I never wanted to admit that Angie was gone. She was one of the few people whose good opinion I valued and I could scarcely grasp the idea that such a fount of energy, enthusiasm, generous friendship and fierce political passions was mortal, let alone that she was dead. Of course, she’s very much alive in her work and revisiting these pieces is rather like hearing her speak again – funny, opinionated, passionate, full of original insights. Those qualities of enthusiasm and generosity (except perhaps towards food journalists) radiate from this book.
As in her later novels, Angie made it her business to represent the outsider. She had a particular sympathy for writers who were in some way pushed to the margins by fashion, which is as powerful in the literary world as anywhere. Perhaps the best essay in this book is about Christina Stead, an Australian writer whose unique genius remained largely unacknowledged in her lifetime. Stead’s reputation has continued to grow since her death, thanks at least in part to Angie’s championing of her. In writing about Stead, Angie also reveals her own considerable understanding of her craft, her eclecticism, her own willingness to tackle unusual subjects in new and distinctive ways. Her work speaks for itself and remains a monument to a great woman, as well as a great writer, a fine artist with a brilliant, disciplined mind.

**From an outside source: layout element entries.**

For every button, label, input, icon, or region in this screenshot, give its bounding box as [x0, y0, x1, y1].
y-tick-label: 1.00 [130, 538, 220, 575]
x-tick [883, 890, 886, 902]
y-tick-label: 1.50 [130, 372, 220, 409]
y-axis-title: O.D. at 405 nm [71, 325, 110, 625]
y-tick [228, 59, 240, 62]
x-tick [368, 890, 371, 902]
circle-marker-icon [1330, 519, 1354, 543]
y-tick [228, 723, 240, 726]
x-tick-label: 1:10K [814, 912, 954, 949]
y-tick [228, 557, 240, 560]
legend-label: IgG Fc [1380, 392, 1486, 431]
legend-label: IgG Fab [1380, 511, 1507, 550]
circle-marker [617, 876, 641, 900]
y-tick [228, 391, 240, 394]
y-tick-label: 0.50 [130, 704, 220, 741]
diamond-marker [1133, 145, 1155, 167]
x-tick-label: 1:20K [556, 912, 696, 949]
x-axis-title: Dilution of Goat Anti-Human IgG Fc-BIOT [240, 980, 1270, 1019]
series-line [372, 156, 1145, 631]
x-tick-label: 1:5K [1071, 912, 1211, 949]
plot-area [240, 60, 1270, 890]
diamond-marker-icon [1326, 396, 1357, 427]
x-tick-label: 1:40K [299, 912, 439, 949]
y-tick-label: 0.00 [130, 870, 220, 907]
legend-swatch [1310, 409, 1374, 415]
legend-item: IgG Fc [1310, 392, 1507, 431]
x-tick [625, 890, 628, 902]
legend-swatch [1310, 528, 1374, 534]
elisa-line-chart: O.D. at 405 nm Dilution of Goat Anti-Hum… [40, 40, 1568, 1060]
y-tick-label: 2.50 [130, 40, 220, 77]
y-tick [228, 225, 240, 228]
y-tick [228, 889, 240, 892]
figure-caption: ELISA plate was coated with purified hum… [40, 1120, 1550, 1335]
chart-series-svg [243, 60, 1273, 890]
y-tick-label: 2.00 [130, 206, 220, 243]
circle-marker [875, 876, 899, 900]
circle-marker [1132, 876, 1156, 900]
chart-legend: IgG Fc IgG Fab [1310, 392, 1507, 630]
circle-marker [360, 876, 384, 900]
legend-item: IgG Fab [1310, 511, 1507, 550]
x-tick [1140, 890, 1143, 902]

In her piece on Danilo Kis’s The Encyclopedia of the Dead she says: ‘Truth is always stranger than fiction because the human imagination is finite while the truth is not . . . Books don’t really have lives of their own. They are only as important as the ideas inside them. [Kis] is wise, grave, clever and complex. His is a book on the side of the angels.’ Though far too dismissive of her own insights, she might again be talking about her own work which reveals without doubt a woman decidedly on the side of the angels.